Christian Alfonso

Personal information
- Full name: Christian Alfonso López
- Date of birth: 2 May 1989 (age 36)
- Place of birth: Barcelona, Spain
- Height: 1.83 m (6 ft 0 in)
- Position: Attacking midfielder

Youth career
- La Florida
- Hospitalet
- 2002–2004: Espanyol
- 2004–2008: Hospitalet

Senior career*
- Years: Team / Apps / (Gls)
- 2008–2011: Hospitalet / 86 / (21)
- 2011–2012: Espanyol B / 21 / (12)
- 2011–2015: Espanyol / 18 / (0)
- 2013–2014: → Alcorcón (loan) / 17 / (1)
- 2014–2015: → Girona (loan) / 12 / (0)
- 2016: Hospitalet / 15 / (3)
- 2016–2017: Lleida Esportiu / 30 / (3)
- 2018–2022: Hospitalet / 105 / (15)
- Total:  / 304 / (55)

= Christian Alfonso =

Spanish footballer

Christian Alfonso López (born 2 May 1989) is a Spanish former professional footballer who played as an attacking midfielder.

==Club career==
Born in Barcelona, Catalonia, Alfonso signed with RCD Espanyol in 2002 at the age of 13, from neighbours CE L'Hospitalet. Two years later, he returned to his previous club and made his senior debut there, appearing in two Segunda División B games in the 2007–08 season in an eventual relegation. He was an essential player in the subsequent promotion, then scored ten goals from 30 appearances to help them to retain their status.

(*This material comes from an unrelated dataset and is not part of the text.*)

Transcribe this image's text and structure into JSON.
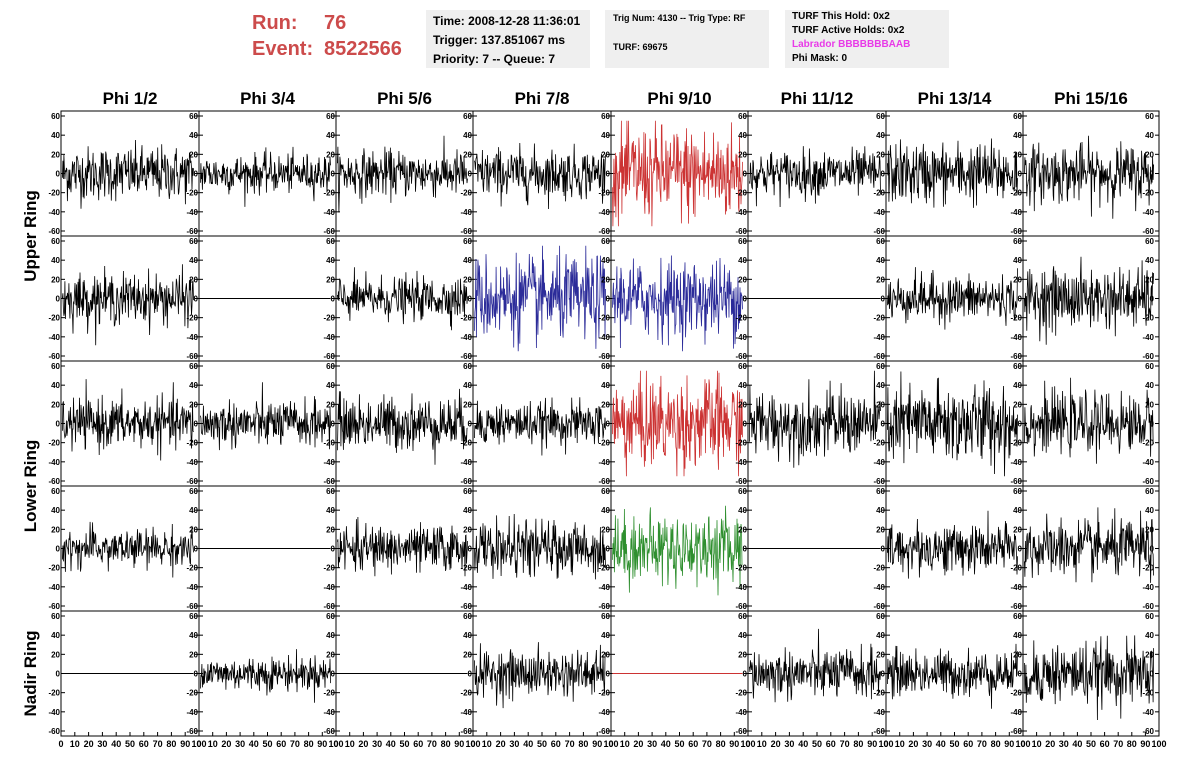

Alfonso moved to Espanyol again in late March 2011, alongside teammate Cristian Gómez – the deal being made effective in July – initially being assigned to the reserves. On 2 October 2011, he made his first-team (and La Liga) debut, featuring 16 minutes in a 0–4 home loss against Real Madrid. He scored his only competitive goal on 1 November 2012, but in a 3–1 defeat at Sevilla FC in the round of 32 of the Copa del Rey.

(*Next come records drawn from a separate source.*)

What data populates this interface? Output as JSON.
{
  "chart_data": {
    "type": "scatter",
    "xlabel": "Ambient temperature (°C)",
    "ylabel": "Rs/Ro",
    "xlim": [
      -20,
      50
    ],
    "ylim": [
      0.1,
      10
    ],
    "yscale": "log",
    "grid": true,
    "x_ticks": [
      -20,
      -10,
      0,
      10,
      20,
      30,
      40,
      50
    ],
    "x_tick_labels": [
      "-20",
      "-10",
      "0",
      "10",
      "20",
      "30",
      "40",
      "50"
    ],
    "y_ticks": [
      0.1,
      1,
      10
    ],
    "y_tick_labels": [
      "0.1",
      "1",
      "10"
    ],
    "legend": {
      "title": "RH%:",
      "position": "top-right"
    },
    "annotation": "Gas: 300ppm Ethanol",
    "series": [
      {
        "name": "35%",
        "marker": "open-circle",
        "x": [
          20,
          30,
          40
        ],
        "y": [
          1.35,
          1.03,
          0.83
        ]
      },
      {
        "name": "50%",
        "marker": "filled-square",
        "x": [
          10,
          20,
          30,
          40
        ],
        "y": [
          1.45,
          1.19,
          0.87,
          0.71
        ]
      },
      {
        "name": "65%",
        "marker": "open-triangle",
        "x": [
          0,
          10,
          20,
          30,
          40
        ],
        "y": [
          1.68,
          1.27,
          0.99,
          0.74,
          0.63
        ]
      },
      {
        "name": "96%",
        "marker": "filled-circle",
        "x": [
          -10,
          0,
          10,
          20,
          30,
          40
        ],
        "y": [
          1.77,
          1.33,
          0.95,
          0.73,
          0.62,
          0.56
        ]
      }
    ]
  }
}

On 15 August 2013, Alfonso joined AD Alcorcón of Segunda División, in a season-long loan deal. He scored his sole goal in the second tier on 1 September, the first in the 3–0 home win over Recreativo de Huelva.

Alfonso was loaned to Girona FC of the same league on 29 August 2014, also in a one-year deal. Roughly a year later, he terminated his contract with Espanyol.